Front Row - Sam Taylor-Johnson, Will Young, Stage and screen violence, Museum of the Year finalist

Sam Taylor-Johnson, Will Young, Stage and screen violence, Museum of the Year finalist

Download Sam Taylor-Johnson, Will Young, Stage and screen violence, Museum of the Year finalist

She was nominated for the Turner Prize as an artist and directed a movie which grossed $571 million world-wide but now Sam Taylor-Johnson has turned her attention to TV with Gypsy. The Netflix drama stars Naomi Watts as Jean, a well-heeled New York therapist who gets overly involved with the people in her patient's lives through her alter-ego Diane; putting her own family life at risk in the process. Sam Taylor-Johnson directed the first two episodes and is an executive producer on the series. She has been talking to John Wilson about the difficulties she encountered directing her last film Fifty Shades of Grey and her reasons for getting into TV.

For Queer Icons, Front Row's celebration of LGBTQ culture, singer Will Young chooses Joan Armatrading's Everyday Boy, a song which helped him come to terms with his sexuality when he was a teenager.

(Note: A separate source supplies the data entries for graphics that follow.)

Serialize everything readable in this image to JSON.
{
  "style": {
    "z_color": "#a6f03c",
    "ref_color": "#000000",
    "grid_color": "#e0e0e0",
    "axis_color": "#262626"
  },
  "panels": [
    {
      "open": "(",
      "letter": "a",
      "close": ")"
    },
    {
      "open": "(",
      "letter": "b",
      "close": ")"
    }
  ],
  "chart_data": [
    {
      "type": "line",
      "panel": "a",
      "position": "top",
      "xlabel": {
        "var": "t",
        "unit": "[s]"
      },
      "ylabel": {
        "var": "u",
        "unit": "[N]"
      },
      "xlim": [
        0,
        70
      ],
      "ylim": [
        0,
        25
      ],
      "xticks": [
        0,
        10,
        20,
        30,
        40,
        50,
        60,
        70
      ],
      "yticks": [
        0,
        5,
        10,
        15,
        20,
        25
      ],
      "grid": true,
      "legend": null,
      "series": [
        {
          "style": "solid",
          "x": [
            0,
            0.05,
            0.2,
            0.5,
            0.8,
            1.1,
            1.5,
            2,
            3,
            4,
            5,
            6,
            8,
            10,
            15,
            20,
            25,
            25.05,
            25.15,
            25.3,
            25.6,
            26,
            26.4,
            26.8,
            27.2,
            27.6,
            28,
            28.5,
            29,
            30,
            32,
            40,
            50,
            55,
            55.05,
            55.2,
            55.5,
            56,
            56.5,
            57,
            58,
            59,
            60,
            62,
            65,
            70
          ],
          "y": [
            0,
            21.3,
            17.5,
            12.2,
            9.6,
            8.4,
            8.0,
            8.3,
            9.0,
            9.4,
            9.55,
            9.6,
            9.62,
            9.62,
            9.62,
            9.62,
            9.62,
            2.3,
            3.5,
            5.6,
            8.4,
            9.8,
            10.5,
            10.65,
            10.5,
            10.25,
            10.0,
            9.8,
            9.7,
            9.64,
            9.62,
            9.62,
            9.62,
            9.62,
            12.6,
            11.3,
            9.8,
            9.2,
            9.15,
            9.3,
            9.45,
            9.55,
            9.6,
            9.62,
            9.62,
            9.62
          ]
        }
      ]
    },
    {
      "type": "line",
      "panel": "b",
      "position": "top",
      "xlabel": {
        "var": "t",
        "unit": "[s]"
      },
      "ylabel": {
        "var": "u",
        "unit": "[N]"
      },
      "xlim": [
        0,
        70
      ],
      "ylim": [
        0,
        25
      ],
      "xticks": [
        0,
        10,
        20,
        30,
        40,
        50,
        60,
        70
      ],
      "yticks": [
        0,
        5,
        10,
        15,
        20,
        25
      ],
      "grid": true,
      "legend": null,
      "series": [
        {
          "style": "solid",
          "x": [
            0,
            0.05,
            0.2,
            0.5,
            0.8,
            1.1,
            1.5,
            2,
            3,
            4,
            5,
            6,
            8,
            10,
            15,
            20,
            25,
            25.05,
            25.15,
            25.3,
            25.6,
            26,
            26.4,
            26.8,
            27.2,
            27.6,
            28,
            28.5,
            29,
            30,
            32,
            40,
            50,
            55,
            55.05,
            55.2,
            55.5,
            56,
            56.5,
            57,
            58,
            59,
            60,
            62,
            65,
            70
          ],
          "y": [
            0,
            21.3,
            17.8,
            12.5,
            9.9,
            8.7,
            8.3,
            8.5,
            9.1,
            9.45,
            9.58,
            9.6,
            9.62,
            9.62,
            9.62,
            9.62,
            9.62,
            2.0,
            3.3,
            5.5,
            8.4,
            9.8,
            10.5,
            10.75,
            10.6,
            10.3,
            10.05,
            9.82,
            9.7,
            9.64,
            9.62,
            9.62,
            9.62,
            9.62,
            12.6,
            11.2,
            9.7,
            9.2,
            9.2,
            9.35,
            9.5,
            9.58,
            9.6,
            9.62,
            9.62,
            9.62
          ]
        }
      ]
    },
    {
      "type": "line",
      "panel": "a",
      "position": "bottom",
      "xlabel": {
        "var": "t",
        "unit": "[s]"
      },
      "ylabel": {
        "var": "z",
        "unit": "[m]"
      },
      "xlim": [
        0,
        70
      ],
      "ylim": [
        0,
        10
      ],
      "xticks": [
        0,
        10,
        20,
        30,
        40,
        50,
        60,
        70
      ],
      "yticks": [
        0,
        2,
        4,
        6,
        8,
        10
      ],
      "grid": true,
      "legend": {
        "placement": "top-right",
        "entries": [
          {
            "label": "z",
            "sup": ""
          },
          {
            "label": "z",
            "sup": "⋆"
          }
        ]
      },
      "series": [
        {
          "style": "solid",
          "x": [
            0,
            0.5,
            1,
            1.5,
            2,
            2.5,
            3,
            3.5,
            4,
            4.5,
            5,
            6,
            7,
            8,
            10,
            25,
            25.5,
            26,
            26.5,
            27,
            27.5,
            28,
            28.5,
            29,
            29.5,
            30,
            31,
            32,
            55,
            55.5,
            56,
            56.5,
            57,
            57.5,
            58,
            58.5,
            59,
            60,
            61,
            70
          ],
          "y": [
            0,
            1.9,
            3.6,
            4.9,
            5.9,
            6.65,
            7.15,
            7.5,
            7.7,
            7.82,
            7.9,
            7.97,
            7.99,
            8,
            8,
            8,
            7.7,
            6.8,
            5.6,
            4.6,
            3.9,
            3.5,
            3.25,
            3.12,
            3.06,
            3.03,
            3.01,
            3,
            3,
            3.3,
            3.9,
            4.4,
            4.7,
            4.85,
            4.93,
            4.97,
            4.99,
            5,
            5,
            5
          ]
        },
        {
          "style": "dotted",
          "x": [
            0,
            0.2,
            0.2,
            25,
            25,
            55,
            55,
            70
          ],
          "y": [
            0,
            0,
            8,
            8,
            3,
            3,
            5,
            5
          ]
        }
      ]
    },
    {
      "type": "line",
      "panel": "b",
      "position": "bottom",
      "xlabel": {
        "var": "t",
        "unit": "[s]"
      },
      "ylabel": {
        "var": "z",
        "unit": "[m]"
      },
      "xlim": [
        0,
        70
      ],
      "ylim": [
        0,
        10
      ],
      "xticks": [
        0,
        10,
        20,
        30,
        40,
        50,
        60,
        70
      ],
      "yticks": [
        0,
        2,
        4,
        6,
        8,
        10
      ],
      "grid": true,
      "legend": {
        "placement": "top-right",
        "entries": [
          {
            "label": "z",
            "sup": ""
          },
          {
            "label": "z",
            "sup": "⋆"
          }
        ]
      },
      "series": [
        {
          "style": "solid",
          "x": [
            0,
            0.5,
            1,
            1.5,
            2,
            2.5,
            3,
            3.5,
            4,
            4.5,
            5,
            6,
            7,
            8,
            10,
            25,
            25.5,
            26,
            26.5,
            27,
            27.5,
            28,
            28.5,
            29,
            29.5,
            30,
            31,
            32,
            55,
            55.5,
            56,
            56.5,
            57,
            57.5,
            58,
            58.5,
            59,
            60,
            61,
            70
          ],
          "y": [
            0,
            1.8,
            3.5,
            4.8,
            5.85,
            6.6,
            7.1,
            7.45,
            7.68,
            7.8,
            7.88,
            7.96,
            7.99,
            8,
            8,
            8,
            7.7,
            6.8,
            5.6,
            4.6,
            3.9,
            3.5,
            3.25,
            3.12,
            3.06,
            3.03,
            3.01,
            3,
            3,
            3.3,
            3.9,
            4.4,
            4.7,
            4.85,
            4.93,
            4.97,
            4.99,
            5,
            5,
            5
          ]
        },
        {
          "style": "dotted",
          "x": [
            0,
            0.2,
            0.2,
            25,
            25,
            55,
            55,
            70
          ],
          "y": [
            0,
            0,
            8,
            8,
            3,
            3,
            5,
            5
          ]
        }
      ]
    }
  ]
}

Titus Andronicus is Shakespeare's bloodiest play involving rape, incest, cannibalism and massacres. As the RSC begin their new production they have announced they will be conducting research into the effect the violence on stage has on the audience both in the stalls and in the live cinema broadcast. We ask which is more shocking violence on stage or on screen, whether either have got more violence in recent years and if audience expectations and tolerance has changed as a result.

Plus, Tate Modern in London is the subject of the latest report on the finalists for the Art Fund Museum of the Year 2017.

Published on Tuesday, 4th July 2017.